Vor allem hält „Labyrinth“ eine überzeugende Balance aus Weisheit und Anleitung zur Anarchie. Für die junge Sarah ist, wir lernen mit, jedes hilfsbereite Wesen wertvoll, der Zwerg Hoggle kämpft ebenso wie der Hüne Ludo.

Die Teenager-Sprache Sarahs stellt Jared, der, so wie Bowie, ein Sprachpfleger zu sein scheint, entnervt bloß: „Immer wieder sagst Du, ‚Das ist nicht fair‘. Woher hast Du diesen Begriff von Gerechtigkeit?“

Es war ja das Mädchen, das sich wünschte, ihr Baby-Bruder würde verschwinden, weil er ständig brüllt.
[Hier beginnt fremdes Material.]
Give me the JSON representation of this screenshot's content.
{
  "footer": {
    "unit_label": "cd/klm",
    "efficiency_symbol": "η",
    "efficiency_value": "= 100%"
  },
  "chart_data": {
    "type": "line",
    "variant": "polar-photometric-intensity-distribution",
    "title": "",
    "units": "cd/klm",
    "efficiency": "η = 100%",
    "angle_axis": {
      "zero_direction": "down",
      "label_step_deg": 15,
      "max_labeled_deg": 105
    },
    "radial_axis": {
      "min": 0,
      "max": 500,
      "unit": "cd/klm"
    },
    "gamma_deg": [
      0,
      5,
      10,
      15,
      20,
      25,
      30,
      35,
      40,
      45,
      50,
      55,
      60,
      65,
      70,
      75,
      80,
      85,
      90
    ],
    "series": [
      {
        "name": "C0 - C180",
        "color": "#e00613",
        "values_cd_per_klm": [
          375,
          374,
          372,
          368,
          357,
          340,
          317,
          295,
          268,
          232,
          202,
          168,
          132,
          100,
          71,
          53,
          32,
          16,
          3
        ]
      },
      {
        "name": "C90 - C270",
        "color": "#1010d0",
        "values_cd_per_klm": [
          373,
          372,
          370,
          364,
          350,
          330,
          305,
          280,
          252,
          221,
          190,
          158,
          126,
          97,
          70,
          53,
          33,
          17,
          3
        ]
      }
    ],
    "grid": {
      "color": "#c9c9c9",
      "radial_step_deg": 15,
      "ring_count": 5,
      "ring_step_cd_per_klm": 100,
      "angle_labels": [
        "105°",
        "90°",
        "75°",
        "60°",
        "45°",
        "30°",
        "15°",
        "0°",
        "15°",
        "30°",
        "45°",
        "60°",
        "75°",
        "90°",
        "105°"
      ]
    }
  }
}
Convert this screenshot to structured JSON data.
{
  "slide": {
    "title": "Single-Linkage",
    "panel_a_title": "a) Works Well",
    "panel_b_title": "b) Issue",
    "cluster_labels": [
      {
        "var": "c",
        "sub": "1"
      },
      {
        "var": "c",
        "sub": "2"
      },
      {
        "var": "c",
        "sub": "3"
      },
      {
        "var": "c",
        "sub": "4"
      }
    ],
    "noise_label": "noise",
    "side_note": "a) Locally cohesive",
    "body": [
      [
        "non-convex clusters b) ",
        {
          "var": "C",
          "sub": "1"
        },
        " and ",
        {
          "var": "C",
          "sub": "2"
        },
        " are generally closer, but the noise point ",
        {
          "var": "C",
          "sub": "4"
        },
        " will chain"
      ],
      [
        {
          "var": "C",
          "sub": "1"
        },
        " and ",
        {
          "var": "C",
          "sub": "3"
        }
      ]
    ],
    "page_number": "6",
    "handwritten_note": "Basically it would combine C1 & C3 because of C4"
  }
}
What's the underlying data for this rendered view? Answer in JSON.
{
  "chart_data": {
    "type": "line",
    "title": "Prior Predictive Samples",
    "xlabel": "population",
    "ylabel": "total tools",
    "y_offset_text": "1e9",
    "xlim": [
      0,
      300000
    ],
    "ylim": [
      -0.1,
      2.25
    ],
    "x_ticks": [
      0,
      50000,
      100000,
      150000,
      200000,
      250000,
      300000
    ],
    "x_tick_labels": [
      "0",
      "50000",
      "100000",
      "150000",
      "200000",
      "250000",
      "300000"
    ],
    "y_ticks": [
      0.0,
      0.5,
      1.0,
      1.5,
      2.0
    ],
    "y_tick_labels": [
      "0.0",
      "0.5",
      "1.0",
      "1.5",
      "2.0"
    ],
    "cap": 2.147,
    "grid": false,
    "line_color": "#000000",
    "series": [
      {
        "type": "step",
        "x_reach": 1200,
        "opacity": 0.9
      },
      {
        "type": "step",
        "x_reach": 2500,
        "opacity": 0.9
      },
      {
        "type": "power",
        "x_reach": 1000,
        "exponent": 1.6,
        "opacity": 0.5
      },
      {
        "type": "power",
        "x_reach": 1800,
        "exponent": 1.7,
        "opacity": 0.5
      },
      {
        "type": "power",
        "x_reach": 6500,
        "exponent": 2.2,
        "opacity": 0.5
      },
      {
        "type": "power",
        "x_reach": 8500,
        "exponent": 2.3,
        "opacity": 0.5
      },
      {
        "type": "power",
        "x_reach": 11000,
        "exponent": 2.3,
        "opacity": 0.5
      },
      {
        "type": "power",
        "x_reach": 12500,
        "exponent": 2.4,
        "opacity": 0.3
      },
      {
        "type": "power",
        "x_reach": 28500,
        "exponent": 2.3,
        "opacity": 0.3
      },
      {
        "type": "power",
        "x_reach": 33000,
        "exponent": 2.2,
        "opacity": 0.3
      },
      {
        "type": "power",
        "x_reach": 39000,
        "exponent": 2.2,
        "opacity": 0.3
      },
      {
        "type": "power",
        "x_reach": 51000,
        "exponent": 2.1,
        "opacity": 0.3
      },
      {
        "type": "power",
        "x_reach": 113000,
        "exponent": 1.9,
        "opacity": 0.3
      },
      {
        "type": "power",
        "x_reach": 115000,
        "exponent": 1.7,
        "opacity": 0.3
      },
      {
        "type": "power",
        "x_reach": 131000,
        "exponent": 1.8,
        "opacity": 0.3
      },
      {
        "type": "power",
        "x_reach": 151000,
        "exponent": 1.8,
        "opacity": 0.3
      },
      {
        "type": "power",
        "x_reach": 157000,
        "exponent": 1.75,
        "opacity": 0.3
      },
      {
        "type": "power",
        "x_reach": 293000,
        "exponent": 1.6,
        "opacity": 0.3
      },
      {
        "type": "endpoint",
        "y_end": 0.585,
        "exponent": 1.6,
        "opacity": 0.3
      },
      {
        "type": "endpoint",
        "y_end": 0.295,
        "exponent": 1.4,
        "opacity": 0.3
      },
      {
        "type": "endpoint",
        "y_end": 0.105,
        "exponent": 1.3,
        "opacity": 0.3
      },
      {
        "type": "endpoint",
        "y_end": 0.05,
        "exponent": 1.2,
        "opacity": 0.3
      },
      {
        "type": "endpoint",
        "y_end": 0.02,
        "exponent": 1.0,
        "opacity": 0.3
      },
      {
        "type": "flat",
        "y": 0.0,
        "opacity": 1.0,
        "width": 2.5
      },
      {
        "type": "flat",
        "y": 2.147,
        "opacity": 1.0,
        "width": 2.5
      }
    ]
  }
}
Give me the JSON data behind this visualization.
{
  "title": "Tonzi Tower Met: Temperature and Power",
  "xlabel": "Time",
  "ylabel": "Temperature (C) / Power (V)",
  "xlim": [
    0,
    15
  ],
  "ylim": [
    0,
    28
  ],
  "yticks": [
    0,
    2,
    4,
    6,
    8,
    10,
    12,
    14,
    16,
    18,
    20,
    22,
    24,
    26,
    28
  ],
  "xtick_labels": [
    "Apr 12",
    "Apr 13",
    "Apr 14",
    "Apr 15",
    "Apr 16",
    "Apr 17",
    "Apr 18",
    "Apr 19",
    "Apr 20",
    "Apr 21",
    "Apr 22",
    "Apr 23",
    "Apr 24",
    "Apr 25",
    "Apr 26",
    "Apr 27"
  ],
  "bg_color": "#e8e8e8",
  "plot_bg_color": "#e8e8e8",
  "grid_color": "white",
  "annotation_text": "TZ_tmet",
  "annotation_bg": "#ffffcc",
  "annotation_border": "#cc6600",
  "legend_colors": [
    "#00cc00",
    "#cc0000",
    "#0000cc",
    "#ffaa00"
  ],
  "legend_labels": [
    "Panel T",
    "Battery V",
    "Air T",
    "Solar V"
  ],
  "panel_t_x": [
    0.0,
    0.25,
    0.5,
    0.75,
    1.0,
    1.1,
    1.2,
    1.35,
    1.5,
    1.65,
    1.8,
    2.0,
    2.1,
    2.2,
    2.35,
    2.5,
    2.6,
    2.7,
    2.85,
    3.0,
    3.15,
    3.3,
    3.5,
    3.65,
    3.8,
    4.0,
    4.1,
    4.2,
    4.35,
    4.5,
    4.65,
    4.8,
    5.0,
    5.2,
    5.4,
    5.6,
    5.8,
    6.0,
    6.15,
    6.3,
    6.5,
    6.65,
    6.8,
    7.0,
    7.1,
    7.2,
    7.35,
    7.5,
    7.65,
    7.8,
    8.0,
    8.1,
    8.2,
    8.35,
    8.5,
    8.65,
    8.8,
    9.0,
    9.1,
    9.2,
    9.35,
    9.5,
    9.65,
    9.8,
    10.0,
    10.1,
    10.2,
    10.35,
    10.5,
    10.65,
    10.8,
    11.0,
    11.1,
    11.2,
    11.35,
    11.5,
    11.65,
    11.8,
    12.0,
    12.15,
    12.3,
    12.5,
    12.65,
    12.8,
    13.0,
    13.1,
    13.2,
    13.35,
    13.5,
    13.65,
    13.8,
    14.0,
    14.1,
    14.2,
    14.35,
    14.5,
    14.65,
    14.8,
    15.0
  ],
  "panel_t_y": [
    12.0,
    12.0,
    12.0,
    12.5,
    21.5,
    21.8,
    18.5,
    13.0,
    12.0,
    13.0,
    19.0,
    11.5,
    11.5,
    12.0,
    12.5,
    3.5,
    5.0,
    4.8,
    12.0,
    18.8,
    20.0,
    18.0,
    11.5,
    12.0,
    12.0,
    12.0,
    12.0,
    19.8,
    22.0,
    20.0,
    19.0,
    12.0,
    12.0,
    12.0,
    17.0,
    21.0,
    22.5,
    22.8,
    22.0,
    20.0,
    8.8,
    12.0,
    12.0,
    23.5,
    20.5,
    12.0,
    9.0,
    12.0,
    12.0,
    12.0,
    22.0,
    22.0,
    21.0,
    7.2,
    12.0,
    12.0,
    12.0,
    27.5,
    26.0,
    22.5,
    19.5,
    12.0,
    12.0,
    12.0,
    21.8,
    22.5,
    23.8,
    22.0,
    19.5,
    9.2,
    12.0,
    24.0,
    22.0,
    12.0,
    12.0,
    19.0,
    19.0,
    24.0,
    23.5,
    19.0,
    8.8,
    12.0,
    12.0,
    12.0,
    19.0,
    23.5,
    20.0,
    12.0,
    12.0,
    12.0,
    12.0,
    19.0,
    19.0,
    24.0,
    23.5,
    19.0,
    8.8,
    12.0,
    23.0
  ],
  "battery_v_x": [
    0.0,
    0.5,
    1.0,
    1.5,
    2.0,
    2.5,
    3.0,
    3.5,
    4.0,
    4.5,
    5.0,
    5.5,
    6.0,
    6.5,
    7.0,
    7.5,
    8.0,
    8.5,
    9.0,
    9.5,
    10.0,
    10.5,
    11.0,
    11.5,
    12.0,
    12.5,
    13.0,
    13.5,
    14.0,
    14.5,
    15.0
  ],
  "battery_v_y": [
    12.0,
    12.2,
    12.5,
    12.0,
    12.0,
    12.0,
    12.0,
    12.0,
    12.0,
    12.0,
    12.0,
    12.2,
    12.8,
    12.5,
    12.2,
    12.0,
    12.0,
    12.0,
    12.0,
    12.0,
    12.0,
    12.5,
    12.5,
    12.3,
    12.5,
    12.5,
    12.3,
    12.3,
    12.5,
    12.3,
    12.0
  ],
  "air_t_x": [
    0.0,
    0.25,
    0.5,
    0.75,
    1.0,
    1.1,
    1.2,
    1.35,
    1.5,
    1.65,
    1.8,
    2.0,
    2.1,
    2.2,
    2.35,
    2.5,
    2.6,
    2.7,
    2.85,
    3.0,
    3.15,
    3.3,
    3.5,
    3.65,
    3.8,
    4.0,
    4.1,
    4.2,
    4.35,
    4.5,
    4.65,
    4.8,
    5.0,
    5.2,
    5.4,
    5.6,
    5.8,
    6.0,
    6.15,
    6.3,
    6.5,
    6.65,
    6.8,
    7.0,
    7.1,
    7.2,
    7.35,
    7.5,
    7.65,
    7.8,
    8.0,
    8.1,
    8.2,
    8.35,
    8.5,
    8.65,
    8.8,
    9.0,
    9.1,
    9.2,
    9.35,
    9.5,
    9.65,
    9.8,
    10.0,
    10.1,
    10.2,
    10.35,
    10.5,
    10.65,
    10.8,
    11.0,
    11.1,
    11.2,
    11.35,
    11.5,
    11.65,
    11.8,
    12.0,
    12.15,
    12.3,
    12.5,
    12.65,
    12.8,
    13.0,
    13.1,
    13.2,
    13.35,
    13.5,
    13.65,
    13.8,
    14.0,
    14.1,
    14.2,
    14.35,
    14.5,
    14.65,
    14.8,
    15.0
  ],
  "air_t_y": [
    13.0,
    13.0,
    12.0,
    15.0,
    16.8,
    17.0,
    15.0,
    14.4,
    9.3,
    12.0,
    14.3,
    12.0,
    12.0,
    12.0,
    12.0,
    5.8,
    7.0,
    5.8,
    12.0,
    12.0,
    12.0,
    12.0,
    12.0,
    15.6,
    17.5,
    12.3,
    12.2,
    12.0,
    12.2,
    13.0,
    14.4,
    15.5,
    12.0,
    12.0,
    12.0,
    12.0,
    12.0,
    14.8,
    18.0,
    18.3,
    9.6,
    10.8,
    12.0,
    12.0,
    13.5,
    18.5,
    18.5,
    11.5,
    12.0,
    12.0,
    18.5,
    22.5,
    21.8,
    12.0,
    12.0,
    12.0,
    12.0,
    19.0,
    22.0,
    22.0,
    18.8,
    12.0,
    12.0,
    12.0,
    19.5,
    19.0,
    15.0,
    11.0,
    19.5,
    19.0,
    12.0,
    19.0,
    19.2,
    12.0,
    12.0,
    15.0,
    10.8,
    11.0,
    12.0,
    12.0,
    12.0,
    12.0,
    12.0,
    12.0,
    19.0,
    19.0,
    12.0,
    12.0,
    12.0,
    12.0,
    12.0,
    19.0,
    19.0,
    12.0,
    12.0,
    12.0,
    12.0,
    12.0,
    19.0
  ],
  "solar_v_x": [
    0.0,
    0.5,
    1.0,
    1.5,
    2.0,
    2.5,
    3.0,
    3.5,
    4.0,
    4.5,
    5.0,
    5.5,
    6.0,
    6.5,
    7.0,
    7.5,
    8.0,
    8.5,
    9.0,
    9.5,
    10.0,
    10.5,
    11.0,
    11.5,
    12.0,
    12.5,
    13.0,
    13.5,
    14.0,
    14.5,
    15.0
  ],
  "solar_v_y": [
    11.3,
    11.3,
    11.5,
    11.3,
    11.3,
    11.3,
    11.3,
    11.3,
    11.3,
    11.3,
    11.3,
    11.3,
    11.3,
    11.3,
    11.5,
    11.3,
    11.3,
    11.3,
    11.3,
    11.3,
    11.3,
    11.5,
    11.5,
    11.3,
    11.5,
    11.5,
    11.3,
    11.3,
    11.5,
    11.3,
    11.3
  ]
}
„Gesagt ist gesagt“, hält Jared Sarah entgegen. „Ich habe getan, was Du wolltest.“ Kinder müssen lernen mit den Konsequenzen eigener Entscheidungen zu leben.

Anleitung zur Anarchie

Es gibt einige sehr lustige Henson-Szenen, die so wild sind, wie wir sie zuletzt bei den „Muppets“ erlebten. Eine liebe, weise Schnecke schickt Sarah in einen falschen Weg durchs Labyrinth, und sagt dann trocken zu sich selbst: „Wenn sie ihren Weg weitergegangen wäre, wäre sie direkt im Schloss gelandet.“

Der Schluss wiederum ist reinste Märchenparodie. Nach bestandenem Abenteuer befindet sich Sarah wieder in ihrem Kinderzimmer und muss traurig Abschied nehmen von ihren Fantasie-Gefährten, die sie nur noch in ihrem Spiegel sehen kann.

Sie gehören in die Traumwelt, Sarah in die echte, life goes on, das kennen wir aus allen Erzählungen.

Oder? „Was? Warum hast Du denn nicht gleich gesagt, dass Du uns brauchst!“, ruft Hoggle. Und schwupps, befinden sich die „Labyrinth“-Freunde vor ihrem Bett, es gibt Musik, und alle feiern eine Party.

Sie bleiben zusammen. Wie es danach in der Erwachsenenwelt für die Neuankömmlinge weitergeht? Es spielt keine Rolle.